Unrestricted by state and federal ties and able to respond to the immediate needs of its citizens, Singapore creates a possibility for cities like New York, Chicago, London, Barcelona or Toronto to move in the same direction. Could cities of the 21st century become independent? Or is Singapore a pleasant exception, drawn out of great ethnic tensions and rendered possible only by its island location?
“We are more and more recognising how important and significant they are in our cultural life and our social life and our economic life. We need to pay more attention to them, but I don’t think any higher level government level would let them,” says Professor Stren.
Perhaps this is because a metropolis like Toronto or Shanghai is the focal point for an economically dynamic national centre. Therefore, it serves as an extensively beneficial, functional and meaningful unit of the national sphere. Without this central metropolis, the rest of the province, and even the nation itself, may become a remnant.

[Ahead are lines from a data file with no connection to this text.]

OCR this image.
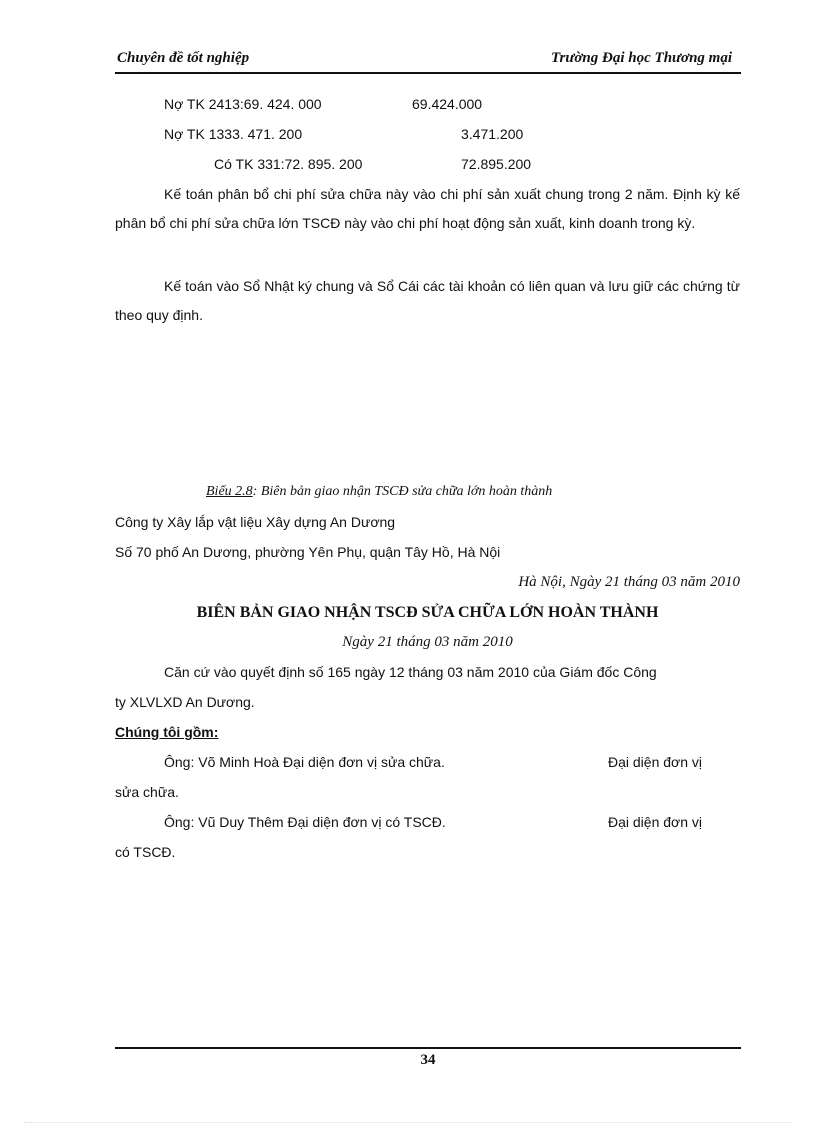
Chuyên đề tốt nghiệp	Trường Đại học Thương mại
Nợ TK 2413:69. 424. 000	69.424.000
Nợ TK 1333. 471. 200	3.471.200
Có TK 331:72. 895. 200	72.895.200

Kế toán phân bổ chi phí sửa chữa này vào chi phí sản xuất chung trong 2 năm. Định kỳ kế phân bổ chi phí sửa chữa lớn TSCĐ này vào chi phí hoạt động sản xuất, kinh doanh trong kỳ.

Kế toán vào Sổ Nhật ký chung và Sổ Cái các tài khoản có liên quan và lưu giữ các chứng từ theo quy định.

Biểu 2.8: Biên bản giao nhận TSCĐ sửa chữa lớn hoàn thành
Công ty Xây lắp vật liệu Xây dựng An Dương
Số 70 phố An Dương, phường Yên Phụ, quận Tây Hồ, Hà Nội
Hà Nội, Ngày 21 tháng 03 năm 2010
BIÊN BẢN GIAO NHẬN TSCĐ SỬA CHỮA LỚN HOÀN THÀNH
Ngày 21 tháng 03 năm 2010
Căn cứ vào quyết định số 165 ngày 12 tháng 03 năm 2010 của Giám đốc Công
ty XLVLXD An Dương.
Chúng tôi gồm:
Ông: Võ Minh Hoà Đại diện đơn vị sửa chữa.	Đại diện đơn vị
sửa chữa.
Ông: Vũ Duy Thêm Đại diện đơn vị có TSCĐ.	Đại diện đơn vị
có TSCĐ.
34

Cities function to provide the human necessities of sustenance, security and shelter. Things like clean water, electricity, reliable transportation, economic stability, and environmental protection are essential features a ‘great’ city must have. Due to the size of a nation, federal governments may not have the ability to truly focus on these interests on a local scale.
Perhaps this is why Kenichi Ohmae claimed that nation-states have become “dinosaurs waiting to die.” Territory is becoming less and less important in a borderless world. Globalisation is forcing cities from Toronto to Shanghai to compete on a level in which nations were not on before.
According to UN-Habitat, “larger combinations of urban area will be one of the most significant developments in the way people live and economies grow in the next 50 years.” Nations are not going to disappear completely, but like the telegraph grew to become the internet, change and adaption is beginning in their relations with cities. Perhaps it’s time to seriously bring back an age of the Modern-day Spartas.